いわゆる刑事ものの社会派ミステリーだが、犯罪を弾劾し犯人を追い詰めるだけではなく、市井の人との交流とか、妻と娘と三人での暮らしとかも描かれて、人情物の側面もある。
退職した刑事神場が妻香代子と二人で四国の八十八か所巡りに出る。元刑事神場には、忸怩たる思いをしたある幼女誘拐殺人事件の記憶が抜けなかった。あれは冤罪だったのではと。旅の途中で同じような事件が自分の勤めていた県警管轄で発生する。事件捜査は元の同僚で二つ若い鷲尾が指揮し、神場の娘の彼氏である緒方も担当になっている。退職した身ではあったが、以前の事件を想起させる新しい事件に、神場は緒方と連絡をとりあうようになる。
四国の旅と、事件の進展と、過去の思い出とが交錯しながら、旅の終わりに向けて少しずつ事件が解明されていく。神場の固い決意が、最後の最後でほぐれ、香代子との絆がより深まっていくところは、なかなか心打たれた。
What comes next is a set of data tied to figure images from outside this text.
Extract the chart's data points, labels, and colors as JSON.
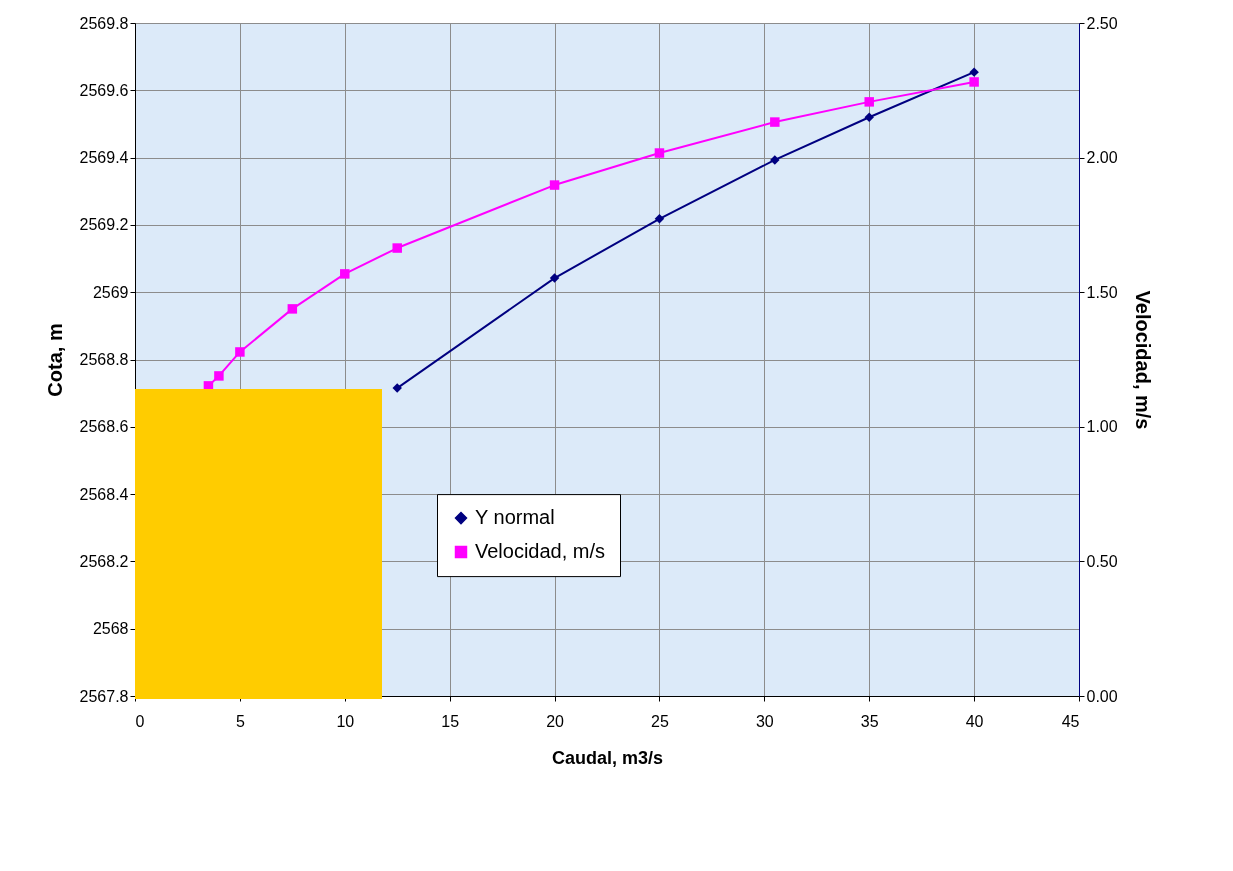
{
  "chart_data": {
    "type": "line",
    "xlabel": "Caudal, m3/s",
    "ylabel": "Cota, m",
    "y2label": "Velocidad, m/s",
    "x": [
      3.5,
      4,
      5,
      7.5,
      10,
      12.5,
      20,
      25,
      30.5,
      35,
      40
    ],
    "series": [
      {
        "name": "Y normal",
        "color": "#000080",
        "marker": "diamond",
        "values": [
          null,
          null,
          null,
          null,
          null,
          2568.715,
          2569.042,
          2569.218,
          2569.393,
          2569.52,
          2569.654
        ]
      },
      {
        "name": "Velocidad, m/s",
        "color": "#ff00ff",
        "marker": "square",
        "axis": "y2",
        "values": [
          1.152,
          1.189,
          1.278,
          1.438,
          1.568,
          1.664,
          1.898,
          2.017,
          2.132,
          2.207,
          2.281
        ]
      }
    ],
    "xlim": [
      0,
      45
    ],
    "xticks": [
      0,
      5,
      10,
      15,
      20,
      25,
      30,
      35,
      40,
      45
    ],
    "ylim": [
      2567.8,
      2569.8
    ],
    "yticks": [
      2567.8,
      2568,
      2568.2,
      2568.4,
      2568.6,
      2568.8,
      2569,
      2569.2,
      2569.4,
      2569.6,
      2569.8
    ],
    "y2lim": [
      0,
      2.5
    ],
    "y2ticks": [
      {
        "value": 0,
        "label": "0.00"
      },
      {
        "value": 0.5,
        "label": "0.50"
      },
      {
        "value": 1,
        "label": "1.00"
      },
      {
        "value": 1.5,
        "label": "1.50"
      },
      {
        "value": 2,
        "label": "2.00"
      },
      {
        "value": 2.5,
        "label": "2.50"
      }
    ],
    "grid": true,
    "legend": "bottom",
    "line_style": "solid"
  }
}
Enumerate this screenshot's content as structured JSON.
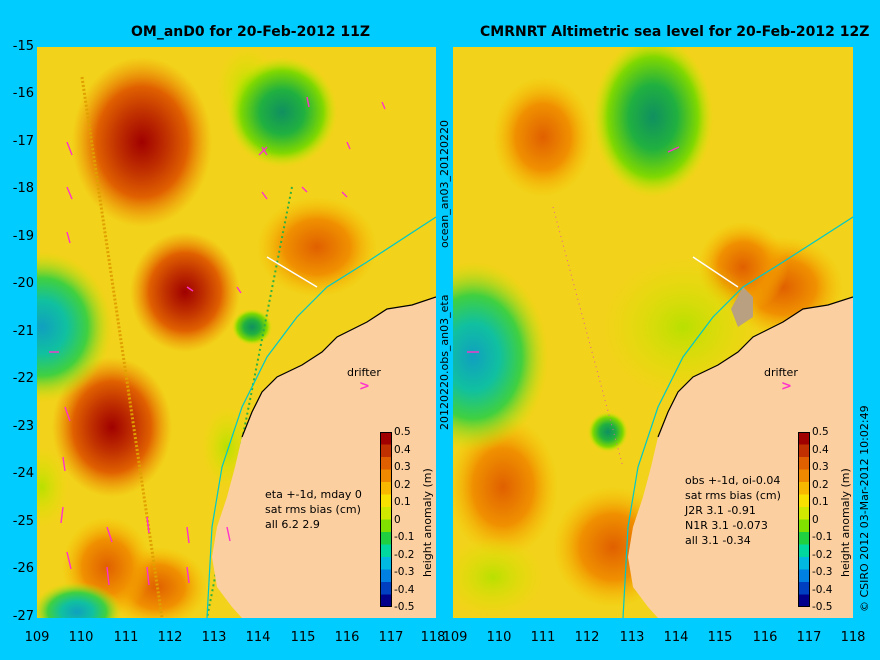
{
  "left_panel": {
    "title": "OM_anD0 for 20-Feb-2012 11Z",
    "y_ticks": [
      "-15",
      "-16",
      "-17",
      "-18",
      "-19",
      "-20",
      "-21",
      "-22",
      "-23",
      "-24",
      "-25",
      "-26",
      "-27"
    ],
    "x_ticks": [
      "109",
      "110",
      "111",
      "112",
      "113",
      "114",
      "115",
      "116",
      "117",
      "118"
    ],
    "drifter_label": "drifter",
    "notes": [
      "eta +-1d, mday 0",
      "sat rms bias (cm)",
      "all 6.2 2.9"
    ]
  },
  "right_panel": {
    "title": "CMRNRT Altimetric sea level  for 20-Feb-2012 12Z",
    "x_ticks": [
      "109",
      "110",
      "111",
      "112",
      "113",
      "114",
      "115",
      "116",
      "117",
      "118"
    ],
    "drifter_label": "drifter",
    "notes": [
      "obs +-1d, oi-0.04",
      "sat rms bias (cm)",
      "J2R   3.1 -0.91",
      "N1R   3.1 -0.073",
      "all 3.1 -0.34"
    ]
  },
  "side_labels": {
    "left_top": "ocean_an03_20120220",
    "left_bottom": "20120220.obs_an03_eta",
    "right": "© CSIRO 2012   03-Mar-2012 10:02:49"
  },
  "colorbar": {
    "ticks": [
      "0.5",
      "0.4",
      "0.3",
      "0.2",
      "0.1",
      "0",
      "-0.1",
      "-0.2",
      "-0.3",
      "-0.4",
      "-0.5"
    ],
    "label": "height anomaly (m)",
    "colors": [
      "#00008B",
      "#0040C0",
      "#0080E0",
      "#00B8E0",
      "#00D8A0",
      "#20D040",
      "#80E000",
      "#D0E800",
      "#F8E000",
      "#F8B800",
      "#F08800",
      "#E06000",
      "#C03000",
      "#A00000"
    ]
  },
  "colors": {
    "background": "#00CCFF",
    "land": "#FCCFA0",
    "ocean_base": "#F2D21A",
    "vector": "#FF33CC"
  }
}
トリックとか意外性とか、その手のミステリーではなく、刑事の地道な取り組みがやがて功を奏する形で、まあリアリティがある分、謎解き的な部分は少ないタイプ。むしろヒューマンドラマですね。主人公がかなり頑固おやじなので、合わない人もいるかもしれないが、登場人物は犯人以外、あまり不快な人はいないので安心して読めるかも。犯罪自体はえぐいです。